Keep in mind that nuptials between a Catholic and a non-Catholic are different - even today and especially in the late 1960's. Some priests would only marry a non-Catholic to a Catholic outside the communion rail - a former feature in most Catholic churches that is seldom seen today. It's something to get correct to maintain plausibility.

johnnysannie
02-07-2007, 09:42 PM
Actually he does both. The function hasn't changed, only the position.
.

Exactly. That's how I - a life long cradle Catholic - see it and I lived through the changes, albeit it as a small child.

AnnieColleen
02-07-2007, 10:00 PM
Actually he does both. The function hasn't changed, only the position.

AC, if you'd like to discuss this privately I'm happy to do so.
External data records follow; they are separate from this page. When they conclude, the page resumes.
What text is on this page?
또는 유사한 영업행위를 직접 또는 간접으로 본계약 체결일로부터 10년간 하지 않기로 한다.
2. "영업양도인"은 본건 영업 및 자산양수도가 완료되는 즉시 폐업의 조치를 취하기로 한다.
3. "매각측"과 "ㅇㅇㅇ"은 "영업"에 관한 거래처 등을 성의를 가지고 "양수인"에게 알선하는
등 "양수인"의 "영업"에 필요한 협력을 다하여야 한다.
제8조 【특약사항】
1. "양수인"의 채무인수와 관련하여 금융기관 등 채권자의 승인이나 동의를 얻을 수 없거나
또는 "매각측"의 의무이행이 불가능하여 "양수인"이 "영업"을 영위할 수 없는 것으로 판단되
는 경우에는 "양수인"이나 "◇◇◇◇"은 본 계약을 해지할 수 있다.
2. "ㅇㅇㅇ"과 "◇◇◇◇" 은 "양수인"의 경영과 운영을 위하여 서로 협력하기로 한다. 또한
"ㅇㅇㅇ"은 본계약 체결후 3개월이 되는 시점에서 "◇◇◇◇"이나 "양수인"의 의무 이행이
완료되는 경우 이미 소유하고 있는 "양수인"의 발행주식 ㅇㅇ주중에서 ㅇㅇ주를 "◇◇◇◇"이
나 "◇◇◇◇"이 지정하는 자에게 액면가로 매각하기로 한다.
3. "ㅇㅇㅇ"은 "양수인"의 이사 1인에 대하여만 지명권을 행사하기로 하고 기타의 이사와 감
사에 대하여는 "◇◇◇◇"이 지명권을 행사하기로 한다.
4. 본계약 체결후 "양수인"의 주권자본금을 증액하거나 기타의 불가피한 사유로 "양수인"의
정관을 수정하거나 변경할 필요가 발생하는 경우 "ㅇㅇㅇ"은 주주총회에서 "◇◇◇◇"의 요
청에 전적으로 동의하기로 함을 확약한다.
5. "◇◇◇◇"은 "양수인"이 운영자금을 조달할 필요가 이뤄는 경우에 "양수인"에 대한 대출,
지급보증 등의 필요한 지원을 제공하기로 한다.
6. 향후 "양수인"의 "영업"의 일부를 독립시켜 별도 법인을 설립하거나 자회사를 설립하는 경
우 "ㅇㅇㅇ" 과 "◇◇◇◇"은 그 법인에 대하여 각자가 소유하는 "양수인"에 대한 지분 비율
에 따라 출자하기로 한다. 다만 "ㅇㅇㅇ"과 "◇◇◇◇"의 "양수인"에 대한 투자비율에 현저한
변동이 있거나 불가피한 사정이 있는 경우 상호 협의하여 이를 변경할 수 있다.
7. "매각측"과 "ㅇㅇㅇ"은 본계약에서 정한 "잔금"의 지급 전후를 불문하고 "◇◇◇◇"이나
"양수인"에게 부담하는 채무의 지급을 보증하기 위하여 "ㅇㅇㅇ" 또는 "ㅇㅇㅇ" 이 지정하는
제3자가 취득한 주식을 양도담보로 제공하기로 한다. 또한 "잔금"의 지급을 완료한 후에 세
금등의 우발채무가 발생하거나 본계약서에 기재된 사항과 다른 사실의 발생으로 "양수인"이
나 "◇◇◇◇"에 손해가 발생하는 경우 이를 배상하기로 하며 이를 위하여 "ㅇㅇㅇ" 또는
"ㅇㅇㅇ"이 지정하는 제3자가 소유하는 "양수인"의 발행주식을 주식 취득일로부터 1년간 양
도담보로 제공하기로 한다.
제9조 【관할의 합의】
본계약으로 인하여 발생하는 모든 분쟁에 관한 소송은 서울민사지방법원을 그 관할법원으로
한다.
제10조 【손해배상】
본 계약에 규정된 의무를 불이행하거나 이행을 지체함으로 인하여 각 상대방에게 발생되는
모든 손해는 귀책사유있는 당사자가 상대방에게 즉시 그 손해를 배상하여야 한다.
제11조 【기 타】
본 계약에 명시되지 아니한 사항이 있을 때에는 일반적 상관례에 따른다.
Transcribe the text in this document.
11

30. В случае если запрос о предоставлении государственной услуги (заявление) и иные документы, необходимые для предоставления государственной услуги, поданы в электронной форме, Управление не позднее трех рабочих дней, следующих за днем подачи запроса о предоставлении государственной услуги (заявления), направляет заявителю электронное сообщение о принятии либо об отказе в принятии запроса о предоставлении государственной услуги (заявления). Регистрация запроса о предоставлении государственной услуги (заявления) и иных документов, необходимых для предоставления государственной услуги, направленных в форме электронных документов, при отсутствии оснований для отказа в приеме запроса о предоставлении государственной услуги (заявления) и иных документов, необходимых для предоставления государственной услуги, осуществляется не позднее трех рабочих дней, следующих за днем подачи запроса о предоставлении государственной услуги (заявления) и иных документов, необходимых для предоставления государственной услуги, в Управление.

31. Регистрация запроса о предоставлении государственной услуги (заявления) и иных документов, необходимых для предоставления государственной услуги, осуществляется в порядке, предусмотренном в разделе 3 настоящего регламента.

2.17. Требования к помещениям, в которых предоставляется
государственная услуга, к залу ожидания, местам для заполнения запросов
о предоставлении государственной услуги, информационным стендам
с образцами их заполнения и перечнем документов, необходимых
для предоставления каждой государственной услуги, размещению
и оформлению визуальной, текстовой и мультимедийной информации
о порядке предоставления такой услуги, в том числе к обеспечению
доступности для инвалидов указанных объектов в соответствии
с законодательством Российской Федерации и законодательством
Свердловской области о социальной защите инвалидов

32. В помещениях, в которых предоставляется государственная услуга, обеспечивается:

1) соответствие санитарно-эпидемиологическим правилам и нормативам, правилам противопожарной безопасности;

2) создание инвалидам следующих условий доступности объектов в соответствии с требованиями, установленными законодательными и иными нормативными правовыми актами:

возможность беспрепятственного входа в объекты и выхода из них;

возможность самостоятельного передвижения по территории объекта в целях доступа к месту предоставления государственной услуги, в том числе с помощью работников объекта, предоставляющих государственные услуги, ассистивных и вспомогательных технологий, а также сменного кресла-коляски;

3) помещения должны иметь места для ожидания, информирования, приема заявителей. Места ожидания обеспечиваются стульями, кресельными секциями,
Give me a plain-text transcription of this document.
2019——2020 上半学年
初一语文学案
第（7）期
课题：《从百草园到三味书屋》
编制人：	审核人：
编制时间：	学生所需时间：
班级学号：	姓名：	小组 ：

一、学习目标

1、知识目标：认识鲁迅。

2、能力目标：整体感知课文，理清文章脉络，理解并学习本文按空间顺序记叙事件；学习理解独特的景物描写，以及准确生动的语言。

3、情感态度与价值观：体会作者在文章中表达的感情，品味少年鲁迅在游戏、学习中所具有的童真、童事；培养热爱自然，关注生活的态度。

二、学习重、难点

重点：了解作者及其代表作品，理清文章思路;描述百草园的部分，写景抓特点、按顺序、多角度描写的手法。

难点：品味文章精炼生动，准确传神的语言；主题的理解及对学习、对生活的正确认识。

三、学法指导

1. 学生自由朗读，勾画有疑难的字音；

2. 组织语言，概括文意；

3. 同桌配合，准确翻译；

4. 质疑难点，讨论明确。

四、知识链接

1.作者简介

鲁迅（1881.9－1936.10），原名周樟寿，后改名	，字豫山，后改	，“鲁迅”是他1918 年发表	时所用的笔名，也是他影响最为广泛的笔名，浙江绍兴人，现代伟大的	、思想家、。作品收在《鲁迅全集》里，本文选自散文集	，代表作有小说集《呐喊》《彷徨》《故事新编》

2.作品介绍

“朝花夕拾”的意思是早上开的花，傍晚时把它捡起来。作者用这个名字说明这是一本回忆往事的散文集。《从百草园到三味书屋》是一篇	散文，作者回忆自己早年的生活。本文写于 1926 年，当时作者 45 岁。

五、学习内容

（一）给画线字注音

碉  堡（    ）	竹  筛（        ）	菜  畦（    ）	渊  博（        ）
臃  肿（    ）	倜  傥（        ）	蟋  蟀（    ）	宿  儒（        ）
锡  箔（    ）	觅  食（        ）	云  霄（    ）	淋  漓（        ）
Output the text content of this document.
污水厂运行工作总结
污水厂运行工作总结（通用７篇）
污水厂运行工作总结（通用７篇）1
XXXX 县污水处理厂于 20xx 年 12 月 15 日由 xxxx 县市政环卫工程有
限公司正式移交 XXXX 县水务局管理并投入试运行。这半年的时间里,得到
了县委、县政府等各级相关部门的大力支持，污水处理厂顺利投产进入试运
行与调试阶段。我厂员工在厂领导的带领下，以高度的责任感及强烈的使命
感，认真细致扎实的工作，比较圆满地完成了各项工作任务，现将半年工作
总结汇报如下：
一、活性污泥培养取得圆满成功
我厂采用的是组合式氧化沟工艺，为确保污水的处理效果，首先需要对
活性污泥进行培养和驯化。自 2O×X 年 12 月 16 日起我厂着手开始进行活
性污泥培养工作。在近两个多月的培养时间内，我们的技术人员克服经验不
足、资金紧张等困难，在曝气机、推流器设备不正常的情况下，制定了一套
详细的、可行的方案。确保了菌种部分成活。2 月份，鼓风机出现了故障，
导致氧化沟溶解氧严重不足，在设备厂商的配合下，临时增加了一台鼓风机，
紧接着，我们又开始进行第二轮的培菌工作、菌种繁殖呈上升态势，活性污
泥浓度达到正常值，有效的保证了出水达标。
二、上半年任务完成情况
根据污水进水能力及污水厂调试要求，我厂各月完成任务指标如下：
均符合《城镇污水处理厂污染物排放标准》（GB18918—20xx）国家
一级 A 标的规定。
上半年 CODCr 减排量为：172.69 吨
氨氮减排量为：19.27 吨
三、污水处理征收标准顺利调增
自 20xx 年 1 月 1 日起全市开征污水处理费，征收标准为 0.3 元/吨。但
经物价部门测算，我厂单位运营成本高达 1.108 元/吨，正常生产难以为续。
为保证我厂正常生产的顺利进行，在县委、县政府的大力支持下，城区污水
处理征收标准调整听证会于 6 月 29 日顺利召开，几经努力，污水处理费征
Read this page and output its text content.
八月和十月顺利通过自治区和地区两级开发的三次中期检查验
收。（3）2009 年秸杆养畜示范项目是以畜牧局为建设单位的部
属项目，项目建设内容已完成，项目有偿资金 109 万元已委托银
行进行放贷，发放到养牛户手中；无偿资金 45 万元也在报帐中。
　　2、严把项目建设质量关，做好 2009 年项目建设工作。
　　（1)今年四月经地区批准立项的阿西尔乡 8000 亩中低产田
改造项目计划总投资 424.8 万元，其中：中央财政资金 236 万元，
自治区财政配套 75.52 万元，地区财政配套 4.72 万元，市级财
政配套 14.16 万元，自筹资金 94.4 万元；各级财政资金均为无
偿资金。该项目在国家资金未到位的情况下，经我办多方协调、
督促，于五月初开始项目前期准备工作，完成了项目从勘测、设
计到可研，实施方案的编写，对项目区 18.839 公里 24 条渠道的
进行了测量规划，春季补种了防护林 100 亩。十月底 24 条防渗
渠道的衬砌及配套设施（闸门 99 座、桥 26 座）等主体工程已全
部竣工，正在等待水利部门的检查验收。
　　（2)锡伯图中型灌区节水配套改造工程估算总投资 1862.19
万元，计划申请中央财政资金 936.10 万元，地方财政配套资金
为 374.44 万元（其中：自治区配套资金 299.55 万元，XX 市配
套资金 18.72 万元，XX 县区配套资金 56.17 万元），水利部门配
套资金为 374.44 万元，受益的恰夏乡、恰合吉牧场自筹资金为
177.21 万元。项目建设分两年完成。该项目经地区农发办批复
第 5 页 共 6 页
This in particular is so divisive that I prefer not to get into it here.

Suffice it to say that the blessings and graces imparted in the Mass and partaking of the Sacrament is wholly dependent on the rightly formed conscience and disposition of the recipient's soul than that of the priest.
C

Umm...no, that's a bit oversimplified. And I'm not quite sure actually how this statement relates to the previous one.

If you want to discuss by PM, that's fine; let me know.

(AT, sorry for hijacking your thread!)

Anonymous Traveler
02-07-2007, 10:09 PM
Keep in mind that nuptials between a Catholic and a non-Catholic are different - especially in the late 1960's.

And this will contribute to the story, I will have to bend my local RC Priest's ear on this one. Thank goodness I don't need a Rabbi, we have none here. Father James will be in conflict with his superiors, Victor with his Anglican mother and Kathy's father (United Church) will foot the bill.

My other wip novels suffered from lack of conflict. this should more than make up for it.

And I hope the Spirit will help me again.